There are brothers and sisters, who may be relatives when they were children, but some become "friends" after marriage. Some people even became enemies. How can we talk about helping each other? Isn't there a saying now: it's not appropriate to do it, but to touch yourself. If there is only one child in a family, the child will take care of his parents' pension. The more they have one more child, the more they care about this problem. Whoever takes care of his parents more will get more money. And every child grows up with different family conditions. Some people think that providing for the aged is not a problem, so they will take good care of the elderly. Some people feel that taking care of the elderly is stressful and can't do their best.

Conclusion I am studying in Ma Bao. Welcome to pay attention to @ Danianbao and exchange parenting experiences. Brother and sister love, brotherhood, raising children to prevent old age, unfilial first, no future is great, have both.

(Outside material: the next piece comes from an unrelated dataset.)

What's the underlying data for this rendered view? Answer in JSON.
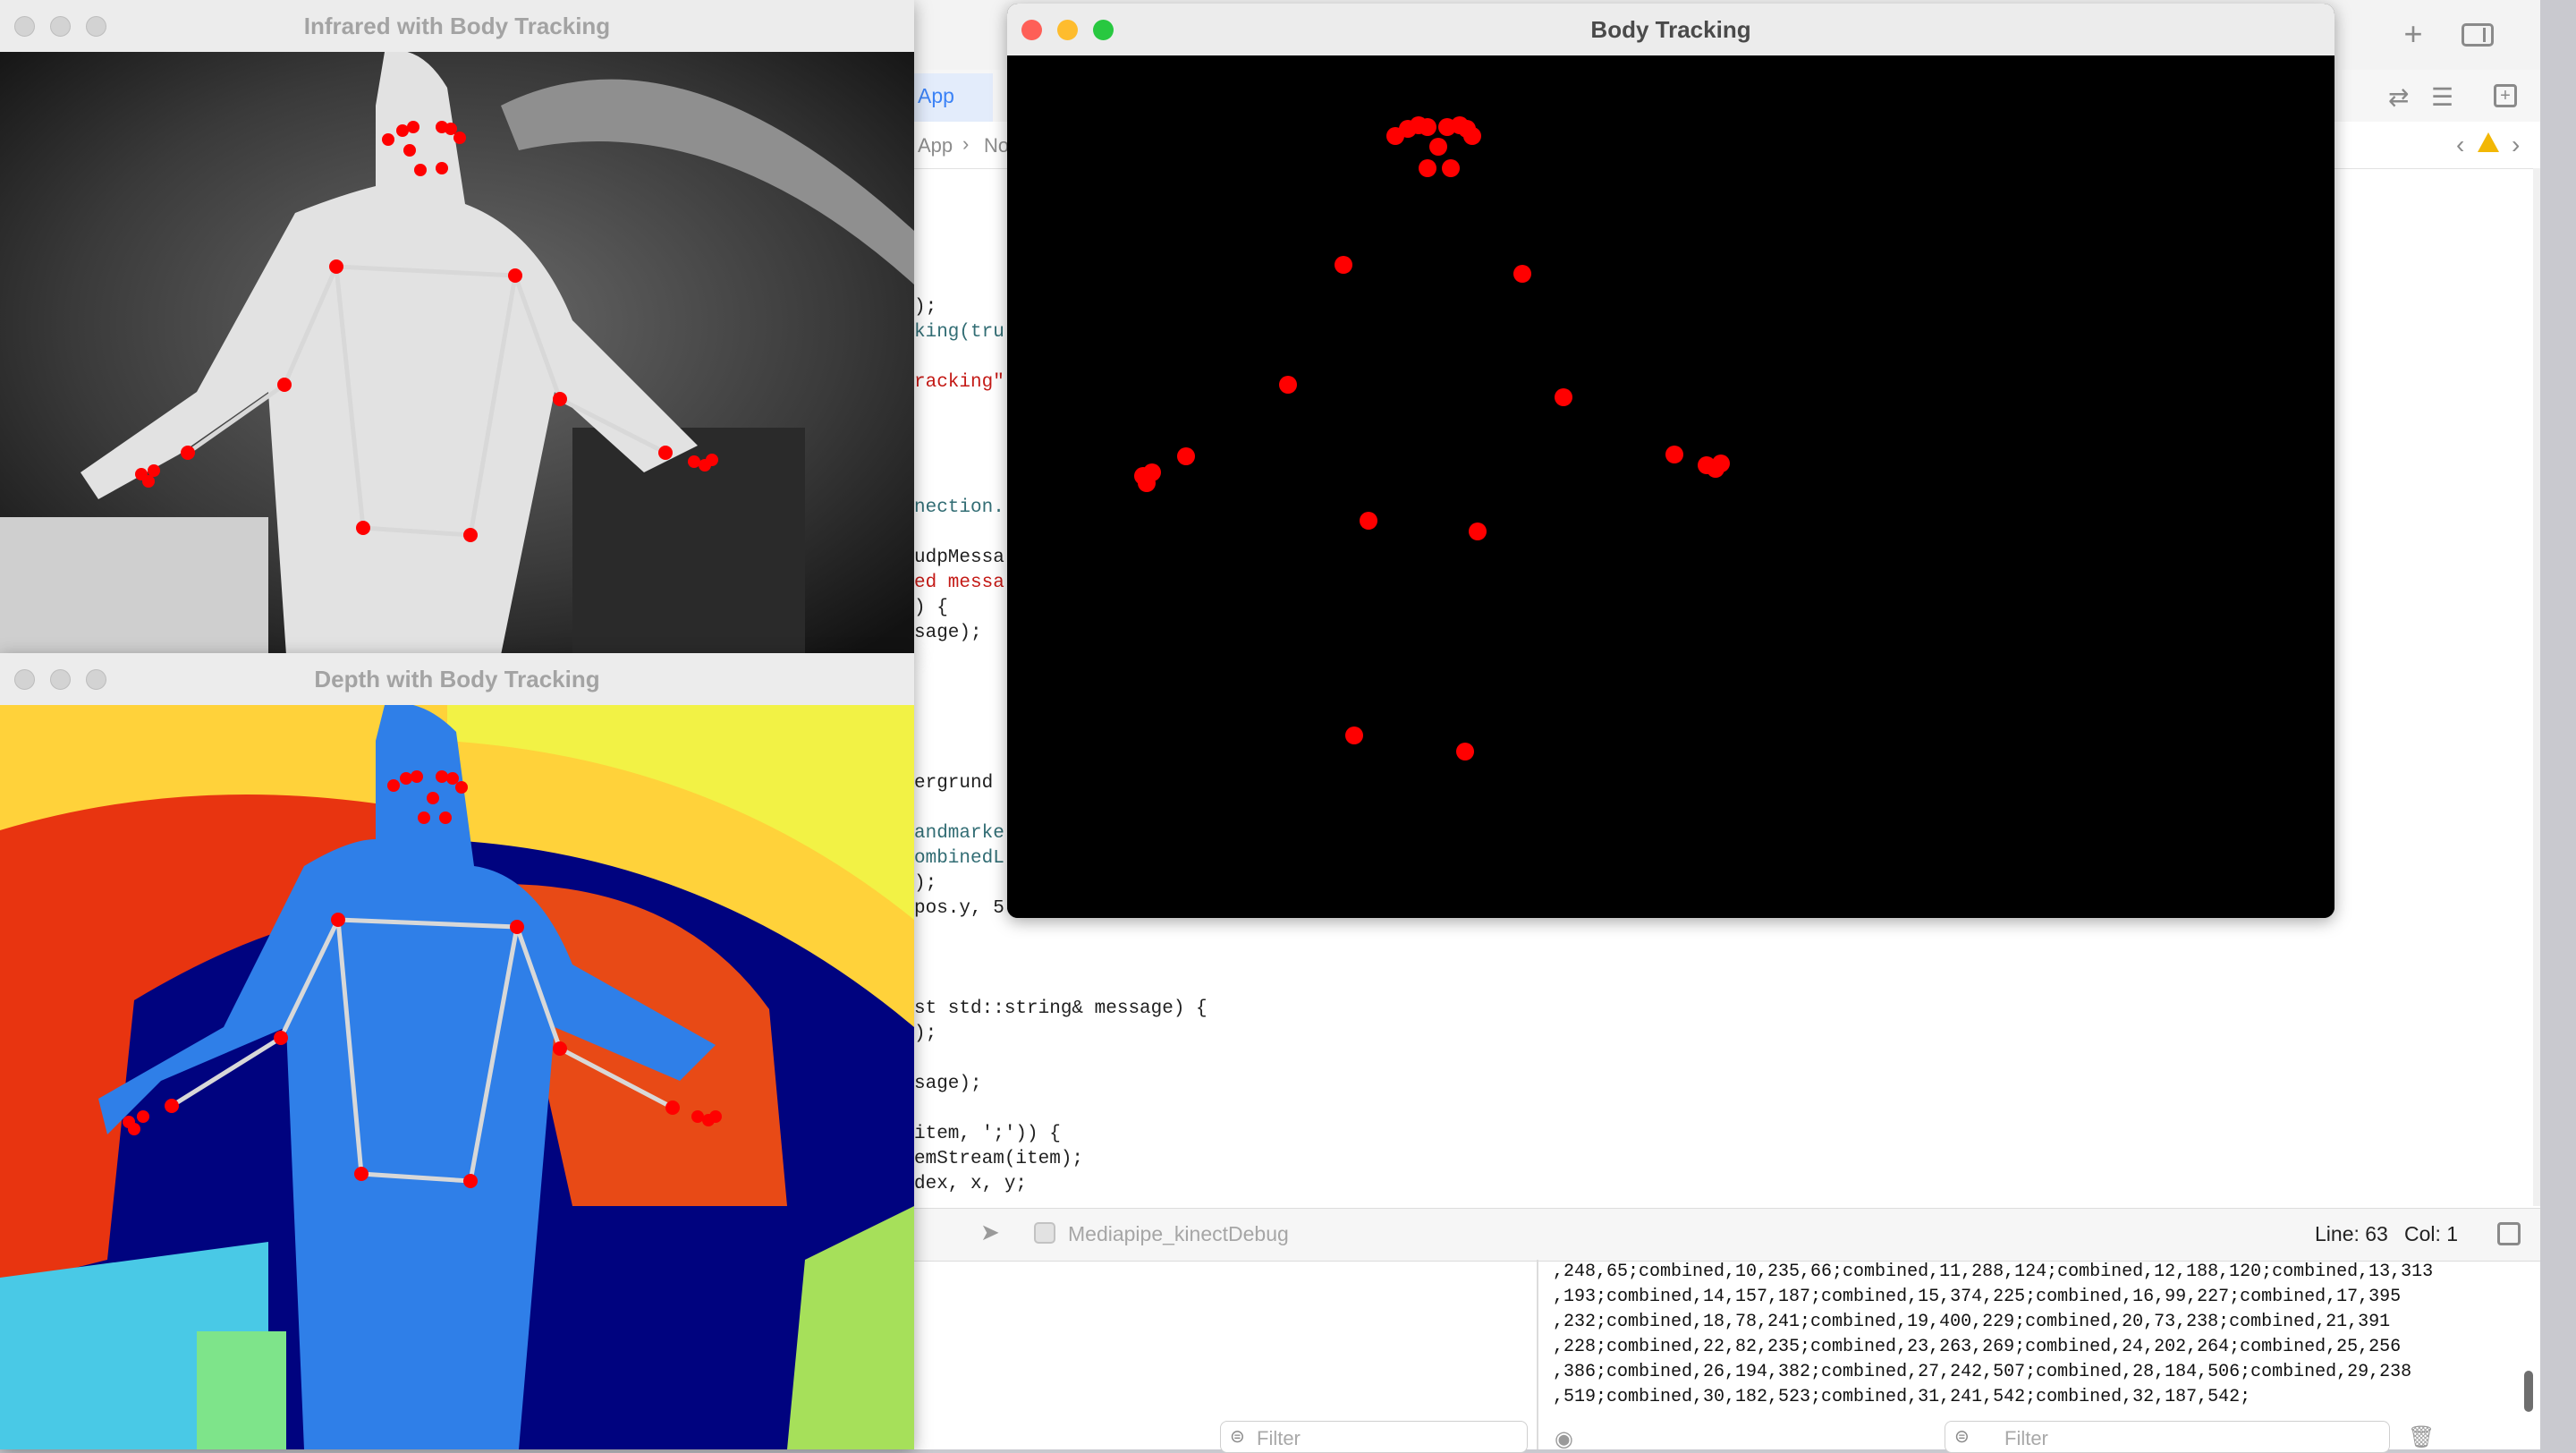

Whether or not to have a second child can be considered from two aspects: size and pattern. The original intention of having a second child in this life is neither to be afraid of the loneliness of the child, nor to have a sense of support for one's old age. The reasons are as follows: Modern society is no longer the farming era, nor the era when information and entertainment were underdeveloped 30 or 40 years ago, and the way of entertainment is very single. Babies in one-child families can get along and play with their parents like brothers and sisters. Parent-child relationship seems to be more harmonious than families with many children. On weekdays, children go to school with classmates, and on weekends, the family of three go out to play, watch movies and talk about current events. Children seem to know more. In addition, the financial situation of one-child families is usually ok, not to mention who they depend on when they are old, and no one can take care of them and go to nursing homes. However, I still support having a second child. There is a tradition in China that having many children is the blessing of a small family. The more people there are, the more popular the family is. I hope that the responsibility of a child's success will not fall on a child's shoulder. Having a second child reduces the risk of this family. It is often reported in the media that after the implementation of the one-child policy, some family life without children is very unfortunate. If you have at least two children, this risk will be reduced. Secondly, from a big perspective, the aging in China is getting more and more serious, and the population growth in the three northeastern provinces is serious. Having a second child has also contributed to the sustainable economic development of the country in the future; In ancient times, there was a benevolent policy that the only son did not join the army, that is, only one son in the family did not recruit, and providing for the elderly was the most important thing. Therefore, having a second child is also to add strength to future national defense. Finally, I think whether to have a second child or a third child, we should comprehensively consider our own situation, whether there is anyone to take care of the baby, and how the economic conditions are. Don't follow the trend!